Porfirio Duarte-Herrera was serving a life sentence for murder at the prison in Indian Springs when he escaped last September. After five days on the run, he was captured in downtown Las Vegas on Sept. 28, 2022.

An investigation report on the escape was ordered the next day. The Inspector General’s report took an in-depth look at every step of Duarte’s process.

The report stated that corrections officers were informed by another inmate about Duarte’s escape three or four days after it happened. They went to his cell and found a dummy mimicking a human body on the bottom bunk.

A search of the rest of the unit and the prison grounds ensued, but Duarte was nowhere to be found. It appeared that he had broken out of his cell window, jumped over razor wire-laced fences, and escaped into the desert.

An investigator learned that Duarte had placed a phone call from the Offender Recorded Phone System in which he asked a woman if “she had received his five envelopes and the money that he had sent her.” He told her to hold onto the items “just in case of emergency.”

After she told Duarte that she had moved, he asked her how far she was from the prison.

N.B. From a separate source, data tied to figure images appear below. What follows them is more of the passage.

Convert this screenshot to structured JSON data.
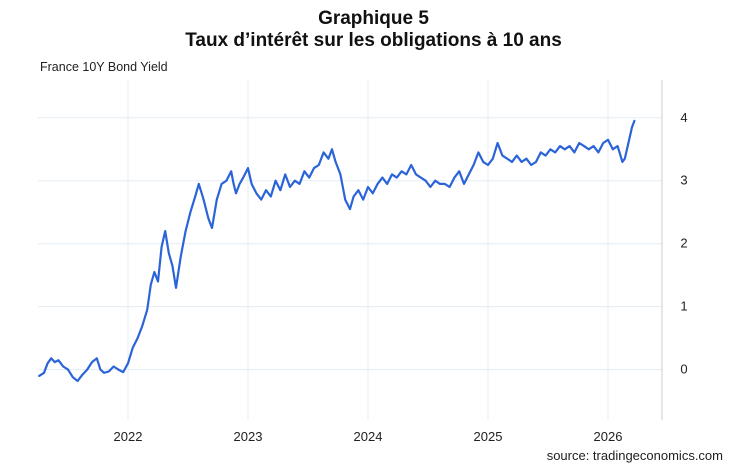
{
  "title_line1": "Graphique 5",
  "title_line2": "Taux d’intérêt sur les obligations à 10 ans",
  "subtitle": "France 10Y Bond Yield",
  "source": "source: tradingeconomics.com",
  "colors": {
    "line": "#2b64d8",
    "grid": "#e3edf5",
    "axis": "#cccccc",
    "text": "#222222"
  },
  "chart_data": {
    "type": "line",
    "title": "France 10Y Bond Yield",
    "xlabel": "",
    "ylabel": "",
    "x_ticks": [
      "2022",
      "2023",
      "2024",
      "2025",
      "2026"
    ],
    "y_ticks": [
      "0",
      "1",
      "2",
      "3",
      "4"
    ],
    "ylim": [
      -0.8,
      4.6
    ],
    "xlim": [
      2021.25,
      2026.45
    ],
    "grid": true,
    "series": [
      {
        "values": [
          [
            2021.26,
            -0.1
          ],
          [
            2021.3,
            -0.05
          ],
          [
            2021.33,
            0.1
          ],
          [
            2021.36,
            0.18
          ],
          [
            2021.39,
            0.12
          ],
          [
            2021.42,
            0.15
          ],
          [
            2021.46,
            0.05
          ],
          [
            2021.5,
            0.0
          ],
          [
            2021.54,
            -0.12
          ],
          [
            2021.58,
            -0.18
          ],
          [
            2021.62,
            -0.08
          ],
          [
            2021.66,
            0.0
          ],
          [
            2021.7,
            0.12
          ],
          [
            2021.74,
            0.18
          ],
          [
            2021.77,
            0.0
          ],
          [
            2021.8,
            -0.05
          ],
          [
            2021.84,
            -0.03
          ],
          [
            2021.88,
            0.05
          ],
          [
            2021.92,
            0.0
          ],
          [
            2021.96,
            -0.04
          ],
          [
            2022.0,
            0.1
          ],
          [
            2022.04,
            0.35
          ],
          [
            2022.08,
            0.5
          ],
          [
            2022.12,
            0.7
          ],
          [
            2022.16,
            0.95
          ],
          [
            2022.19,
            1.35
          ],
          [
            2022.22,
            1.55
          ],
          [
            2022.25,
            1.4
          ],
          [
            2022.28,
            1.95
          ],
          [
            2022.31,
            2.2
          ],
          [
            2022.34,
            1.85
          ],
          [
            2022.37,
            1.65
          ],
          [
            2022.4,
            1.3
          ],
          [
            2022.44,
            1.8
          ],
          [
            2022.48,
            2.2
          ],
          [
            2022.52,
            2.5
          ],
          [
            2022.56,
            2.75
          ],
          [
            2022.59,
            2.95
          ],
          [
            2022.63,
            2.7
          ],
          [
            2022.67,
            2.4
          ],
          [
            2022.7,
            2.25
          ],
          [
            2022.74,
            2.7
          ],
          [
            2022.78,
            2.95
          ],
          [
            2022.82,
            3.0
          ],
          [
            2022.86,
            3.15
          ],
          [
            2022.88,
            2.95
          ],
          [
            2022.9,
            2.8
          ],
          [
            2022.93,
            2.95
          ],
          [
            2022.96,
            3.05
          ],
          [
            2023.0,
            3.2
          ],
          [
            2023.03,
            2.95
          ],
          [
            2023.07,
            2.8
          ],
          [
            2023.11,
            2.7
          ],
          [
            2023.15,
            2.85
          ],
          [
            2023.19,
            2.75
          ],
          [
            2023.23,
            3.0
          ],
          [
            2023.27,
            2.85
          ],
          [
            2023.31,
            3.1
          ],
          [
            2023.35,
            2.9
          ],
          [
            2023.39,
            3.0
          ],
          [
            2023.43,
            2.95
          ],
          [
            2023.47,
            3.15
          ],
          [
            2023.51,
            3.05
          ],
          [
            2023.55,
            3.2
          ],
          [
            2023.59,
            3.25
          ],
          [
            2023.63,
            3.45
          ],
          [
            2023.67,
            3.35
          ],
          [
            2023.7,
            3.5
          ],
          [
            2023.73,
            3.3
          ],
          [
            2023.77,
            3.1
          ],
          [
            2023.81,
            2.7
          ],
          [
            2023.85,
            2.55
          ],
          [
            2023.88,
            2.75
          ],
          [
            2023.92,
            2.85
          ],
          [
            2023.96,
            2.7
          ],
          [
            2024.0,
            2.9
          ],
          [
            2024.04,
            2.8
          ],
          [
            2024.08,
            2.95
          ],
          [
            2024.12,
            3.05
          ],
          [
            2024.16,
            2.95
          ],
          [
            2024.2,
            3.1
          ],
          [
            2024.24,
            3.05
          ],
          [
            2024.28,
            3.15
          ],
          [
            2024.32,
            3.1
          ],
          [
            2024.36,
            3.25
          ],
          [
            2024.4,
            3.1
          ],
          [
            2024.44,
            3.05
          ],
          [
            2024.48,
            3.0
          ],
          [
            2024.52,
            2.9
          ],
          [
            2024.56,
            3.0
          ],
          [
            2024.6,
            2.95
          ],
          [
            2024.64,
            2.95
          ],
          [
            2024.68,
            2.9
          ],
          [
            2024.72,
            3.05
          ],
          [
            2024.76,
            3.15
          ],
          [
            2024.8,
            2.95
          ],
          [
            2024.84,
            3.1
          ],
          [
            2024.88,
            3.25
          ],
          [
            2024.92,
            3.45
          ],
          [
            2024.96,
            3.3
          ],
          [
            2025.0,
            3.25
          ],
          [
            2025.04,
            3.35
          ],
          [
            2025.08,
            3.6
          ],
          [
            2025.12,
            3.4
          ],
          [
            2025.16,
            3.35
          ],
          [
            2025.2,
            3.3
          ],
          [
            2025.24,
            3.4
          ],
          [
            2025.28,
            3.3
          ],
          [
            2025.32,
            3.35
          ],
          [
            2025.36,
            3.25
          ],
          [
            2025.4,
            3.3
          ],
          [
            2025.44,
            3.45
          ],
          [
            2025.48,
            3.4
          ],
          [
            2025.52,
            3.5
          ],
          [
            2025.56,
            3.45
          ],
          [
            2025.6,
            3.55
          ],
          [
            2025.64,
            3.5
          ],
          [
            2025.68,
            3.55
          ],
          [
            2025.72,
            3.45
          ],
          [
            2025.76,
            3.6
          ],
          [
            2025.8,
            3.55
          ],
          [
            2025.84,
            3.5
          ],
          [
            2025.88,
            3.55
          ],
          [
            2025.92,
            3.45
          ],
          [
            2025.96,
            3.6
          ],
          [
            2026.0,
            3.65
          ],
          [
            2026.04,
            3.5
          ],
          [
            2026.08,
            3.55
          ],
          [
            2026.12,
            3.3
          ],
          [
            2026.14,
            3.35
          ],
          [
            2026.17,
            3.6
          ],
          [
            2026.2,
            3.85
          ],
          [
            2026.22,
            3.95
          ]
        ]
      }
    ]
  }
}
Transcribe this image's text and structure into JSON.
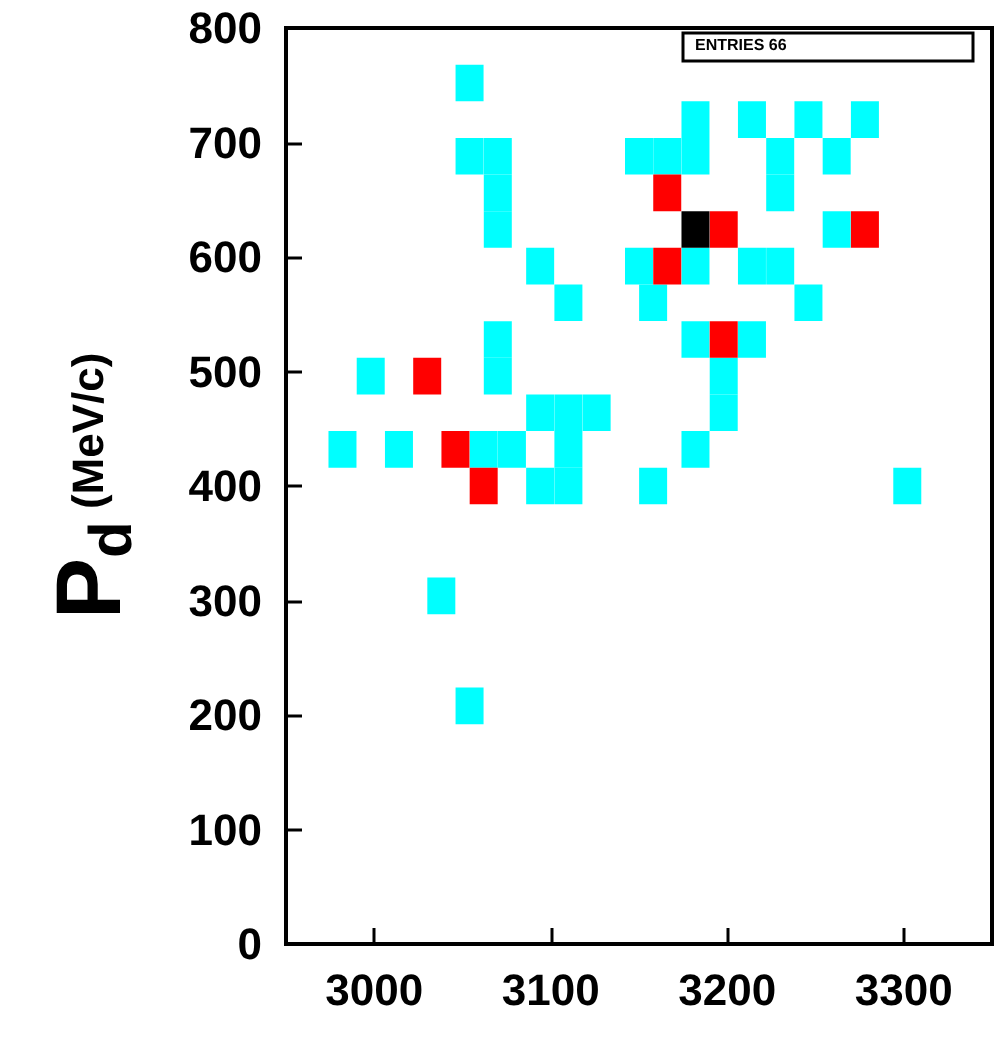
{
  "chart_data": {
    "type": "scatter",
    "ylabel": "P$_{d}$ (MeV/c)",
    "marker": "square",
    "grid": false,
    "annotations": [
      "ENTRIES 66"
    ],
    "xlim": [
      2950,
      3350
    ],
    "xticks": [
      3000,
      3100,
      3200,
      3300
    ],
    "ylim": [
      0,
      800
    ],
    "yticks": [
      0,
      100,
      200,
      300,
      400,
      500,
      600,
      700,
      800
    ],
    "series": [
      {
        "color": "#00ffff",
        "x": [
          3054,
          3182,
          3214,
          3246,
          3278,
          3054,
          3070,
          3150,
          3166,
          3182,
          3230,
          3262,
          3070,
          3230,
          3070,
          3262,
          3094,
          3150,
          3182,
          3214,
          3230,
          3110,
          3158,
          3246,
          3070,
          3182,
          3214,
          2998,
          3070,
          3198,
          3094,
          3110,
          3126,
          3198,
          2982,
          3014,
          3062,
          3078,
          3110,
          3182,
          3094,
          3110,
          3158,
          3302,
          3038,
          3054
        ],
        "values": [
          752,
          720,
          720,
          720,
          720,
          688,
          688,
          688,
          688,
          688,
          688,
          688,
          656,
          656,
          624,
          624,
          592,
          592,
          592,
          592,
          592,
          560,
          560,
          560,
          528,
          528,
          528,
          496,
          496,
          496,
          464,
          464,
          464,
          464,
          432,
          432,
          432,
          432,
          432,
          432,
          400,
          400,
          400,
          400,
          304,
          208
        ]
      },
      {
        "color": "#ff0000",
        "x": [
          3166,
          3198,
          3278,
          3166,
          3198,
          3030,
          3046,
          3062
        ],
        "values": [
          656,
          624,
          624,
          592,
          528,
          496,
          432,
          400
        ]
      },
      {
        "color": "#000000",
        "x": [
          3182
        ],
        "values": [
          624
        ]
      }
    ]
  }
}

She replied by telling him that she was about 45 minutes away. Investigators were unsure if Duarte was in possession of a phone or if he borrowed one, but they noted that in the past 10 months, over 60 illegal cell phones were found inside the prison.

Duarte later arrived at the woman’s house after his prison break-out. He told her that he had finished his sentence, was discharged from prison, and that “he had been walking for a long time.” She gave him a ride and provided him wth $800, a black baseball cap and a backpack. Investigators secured surveillance video of Duarte being dropped off just as she described.

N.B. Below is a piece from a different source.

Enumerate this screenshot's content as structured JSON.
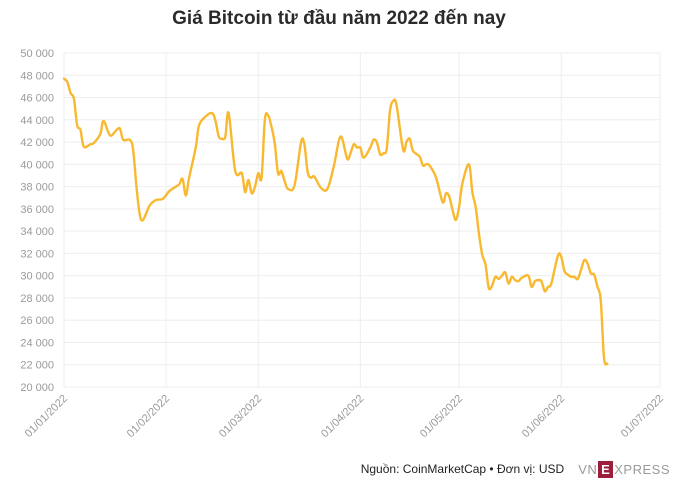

Investigators canvassed the area and hung flyers and “wanted” posters. On September 28, an employee from Las Vegas Shuttle called 911 to report that she believed she saw Duarte where she worked, adding that he had bought a ticket to Tijuana. Las Vegas police were dispatched and found Duarte about to enter a van that was headed to Mexico.

Police found a bus ticket, $101 and a false ID card with his photo on his person.

After he was taken back into custody, Duarte was interviewed by investigators and admitted that he had escaped SDCC on the evening of September 23, 2022 by hiding near a pony wall outside the unit and then climbing three prison fences. He then walked and ran all the way through the desert to Las Vegas, where he was given a bus ticket by a bystander.

He explained that he used cardboard and towels to craft the dummy he left behind in his bed. He said that he set it up in the bunk before dinner, and when he arrived back after eating he stayed outside and hid behind the wall for approximately five hours.

Duarte confirmed to detectives that he intended to go to Nicaragua to be with his father, brothers, and sisters. He added that he “had read chemical books, engineering books, etc.” and that he “became familiar with how to engineer things.”

He said that the idea of escaping came to him after an appeal of his conviction was denied. He added that he “knew the towers at the prison were not operational and had not been manned for the previous three years.”

He began planning his escape just 15-20 days prior to executing it. He said that he never would have attempted it if the towers were operational because he didn’t want to be shot. It took him about four minutes to climb over all three prison fences.

“You have to breathe,” he explained.

He wore leather gloves usually used by prison yard labor inmates to avoid getting cut by razor wire on the fences. He also said that there were too many inmates for the limited number of guards working on each unit, explaining that the ratio was approximately 200 inmates for every guard or officer.

He confirmed that nobody helped him escape.

An additional felony charge for the prison escape was filed against him on October 10 and he is due in court on November 2.